Di Afrika, Belanda memiliki 2 portal perdagangan budak. Satu di St. George
d’Elmina, Gold Coast (sekarang Ghana) dan satu lagi di Pulau Goree,
Senegal.Melalui kedua portal tersebut Belanda membawa budak-budak yang mereka
beli dari orang-orang Arab pedagang budak. Pedagang-pedagang budak orang Arab
bekerjasama dengan orang-orang Afrika menculik warga Afrika dari desa-desa di
pedalaman Afrika -tak pandang bulu, laki-laki, perempuan dan anak-anak- dan
kemudian menjual mereka sebagai budak.
Selama kurun waktu lebih dari 300 tahun, berjuta-juta orang Afrika diculik dan
kemudian dijual sebagai budak.Sebelum dibawa dengan kapal ke negara-negara
tujuan pembeli, mereka disekap secara tidak manusiawi dan berjejal-jejal
–termasuk anak-anak dan perempuan- di penjara-penjara, tanpa adanya sinar
matahari, udara dan air bersih.
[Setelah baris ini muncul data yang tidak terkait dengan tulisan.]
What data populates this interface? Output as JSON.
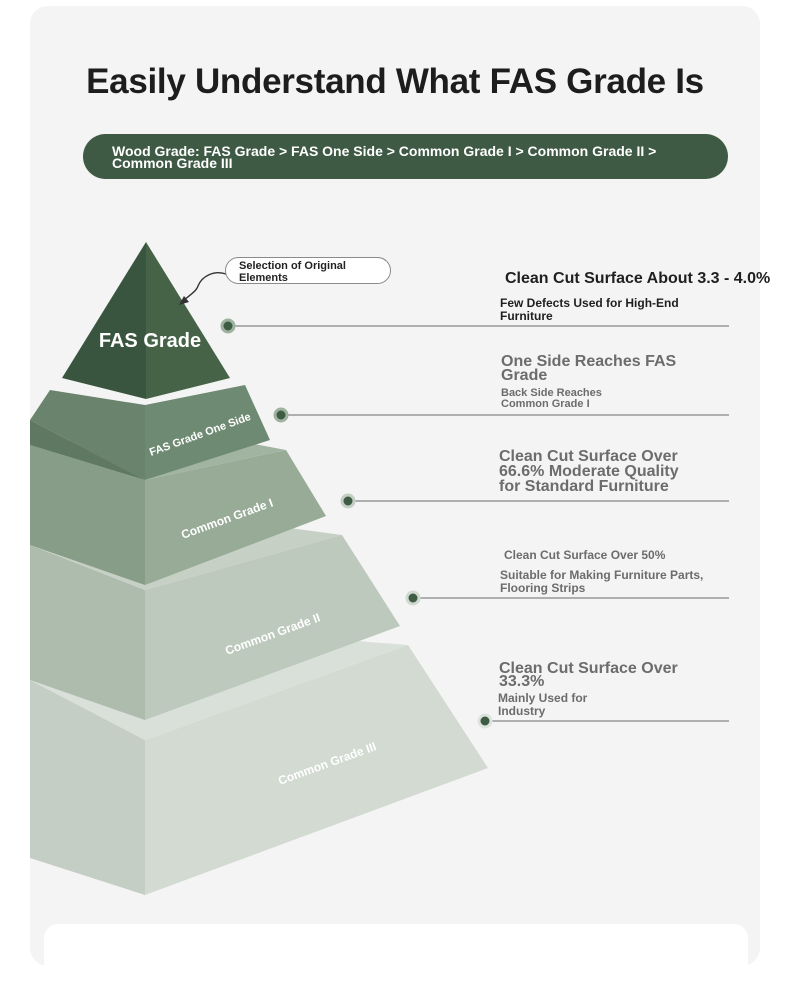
{
  "title": "Easily Understand What FAS Grade Is",
  "grade_sequence": "Wood Grade: FAS Grade > FAS One Side > Common Grade I > Common Grade II > Common Grade III",
  "callout": "Selection of Original Elements",
  "tiers": [
    {
      "name": "FAS Grade",
      "heading": "Clean Cut Surface About 3.3 - 4.0%",
      "detail": "Few Defects Used for High-End Furniture"
    },
    {
      "name": "FAS Grade One Side",
      "heading": "One Side Reaches FAS Grade",
      "detail": "Back Side Reaches Common Grade I"
    },
    {
      "name": "Common Grade I",
      "heading": "Clean Cut Surface Over 66.6% Moderate Quality for Standard Furniture",
      "detail": ""
    },
    {
      "name": "Common Grade II",
      "heading": "Clean Cut Surface Over 50%",
      "detail": "Suitable for Making Furniture Parts, Flooring Strips"
    },
    {
      "name": "Common Grade III",
      "heading": "Clean Cut Surface Over 33.3%",
      "detail": "Mainly Used for Industry"
    }
  ],
  "colors": {
    "dark_green": "#3f5a44",
    "tier_one_side": "#6f8a72",
    "tier_common_1": "#93a893",
    "tier_common_2": "#b5c3b4",
    "tier_common_3": "#cdd6cd",
    "leader_line": "#6a6a6a",
    "marker_dot": "#3e5b44"
  }
}
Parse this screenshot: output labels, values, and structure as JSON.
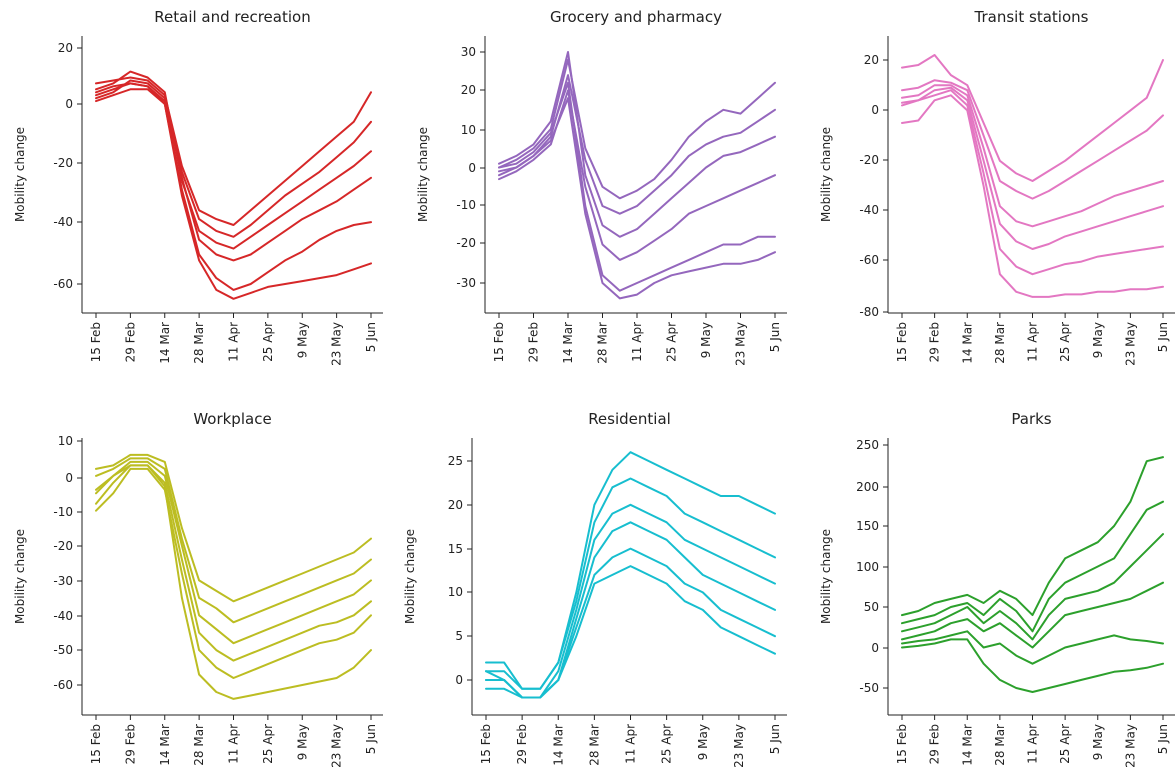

Biasanya sekitar 20% dari budak-budak tersebut
mati di tengah jalan, karena penyakit, mogok makan, siksaan atau bunuh diri,
namun yang dibawa ke benua Amerika, jumlah yang mati dalam perjalanan mencapai
40-50%.
Selain mengontrak orang-orang Eropa dan pribumi untuk menjadi serdadu di dinas
ketentaraan India-Belanda, juga terdapat pasukan yang terdiri dari yang
dinamakan Belanda Hitam (zwarte Nederlander), yaitu mantan budak yang
dibeli dari Afrika.
Mulai tahun 1830, di Gold Coast (Ghana) Afrika Barat, Belanda membeli
budak-budak, dan melalui St George d’Elmina dibawa ke India Belanda untuk
dijadikan serdadu. Untuk setiap kepala, Belanda membayar f 100,- kepada Raja
Ashanti. Sampai tahun 1872, jumlah mereka mencapai 3.000 orang dan dikontrak
untuk 12 tahun atau lebih.
Berdasarkan Nationaliteitsregelingen (Peraturan Kewarganegaraan), mereka
masuk kategori berkebangsaan Belanda, sehingga mereka dinamakan Belanda Hitam
(zwarte Nederlander). Karena mereka tidak mendapat kesulitan dengan
iklim di Indonesia, mereka menjadi tentara yang tangguh dan berharga bagi
Belanda, dan mereka menerima bayaran sama dengan tentara Belanda. Namun dari
gaji yang diterima, mereka harus mencicil uang tebusan sebesar f 100,-. Memang
orang Belanda tidak mau rugi, walaupun orang-orang ini telah berjasa bagi
Belanda dalam mempertahankan kekuasaan mereka di India Belanda.Sebagian besar
dari mereka ditempatkan di Purworejo.Tahun 1950, tersisa sekitar 60 keluarga
Indo-Afrika yang dibawa ke Belanda dalam rangka “repatriasi.”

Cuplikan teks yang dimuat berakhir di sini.